Evin arka tarafındaki karo kaplı dalgalı duvar, fütürist yapıyla güçlü bir zıtlık oluşturuyor.
Mustique’e ilk jet sosyete görkemini veren kraliyet mensubu artık hayatta olmayan Prenses Margaret, adayı bugün görmüş olsaydı hemen hiç değişmemiş olarak bulmanın rahatlığını yaşardı. Zira burası hâlâ “kurye” denilen geliştirilmiş golf arabalarının ulaşım aracı olarak tercih edildiği, ayakkabısız ve dünyadan bihaber gezilebilen bir yer olmayı sürdürüyor. “Mustique’in belli bir ünü var ama gündelik yaşam zenginlik ya da gösteriş üzerine kurulu değil, çok rahat” diyor Hoffmann. “Bir de gerçek bir komünite duygusu var ki çok çekici, kolayca sosyal ortamların parçası olabiliyorsunuz.”
Bir dizi havuz terası Prenses Margaret kumsalına doğru iniyor.
“Ortam”, milyarder sakinlerin her Salı akşamı bolca içmek için toplandığı 17. yüzyılda inşa edilen Cotton House otelindeki Great Room’da bulunan art deco bar etrafında şekilleniyor. Burayı dekore eden efsanevi tiyatro tasarımcısı Oliver Messel –Lord Snowdon’un amcası– aynı zamanda Prenses Margaret’in Mustique’teki evi Les Jolies Eaux’yu ve bir grup başka ikonik Karayip yapısını da tasarlamıştı. “Buranın bir rutini var ve siz de bu rahat ritme hemen uyum sağlıyorsunuz” diyor Hoffmann. “Çarşambaları romlu kokteyller içip Basil’s Bar’da dans ediyoruz. Cumaları happy hour için yeniden Cotton House’a gidiyoruz.”
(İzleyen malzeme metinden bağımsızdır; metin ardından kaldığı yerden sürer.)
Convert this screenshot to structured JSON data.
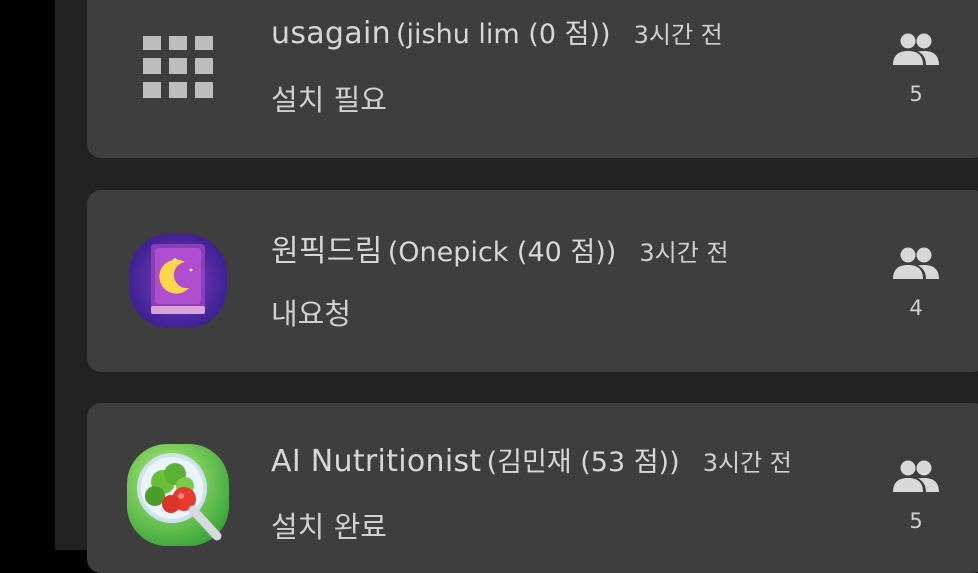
{
  "apps": [
    {
      "name": "usagain",
      "developer": "(jishu lim (0 점))",
      "time": "3시간 전",
      "status": "설치 필요",
      "participants": "5",
      "icon": "grid-icon"
    },
    {
      "name": "원픽드림",
      "developer": "(Onepick (40 점))",
      "time": "3시간 전",
      "status": "내요청",
      "participants": "4",
      "icon": "moon-book-icon"
    },
    {
      "name": "AI Nutritionist",
      "developer": "(김민재 (53 점))",
      "time": "3시간 전",
      "status": "설치 완료",
      "participants": "5",
      "icon": "vegetable-magnifier-icon"
    }
  ],
  "colors": {
    "background": "#000000",
    "panel": "#222222",
    "card": "#3e3e3e",
    "text": "#d7d7d7"
  }
}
Hoffmann, ada yaşamının rehavetine uyum sağladığı zamanlarda bile işe daima hazır. Farklı zaman dilimlerindeki çeşitli yükümlülüklerinin yanı sıra tertemiz suların tropik balık dolup taşmasını sağlayan mercan resiferinin eski haline dönüştürülmesi için çalışan bir komitede –Bryan Adams ile birlikte– yer alıyor. “Yaptığım işi çok seviyorum, o yüzden kendimi tamamen koparamamak sorun değil. Sabahları mail’lerimi yanıtlıyorum, sonra da denizi izliyorum. Düşünüyorum ve buradan daima dinlenmiş olarak dönüyorum.”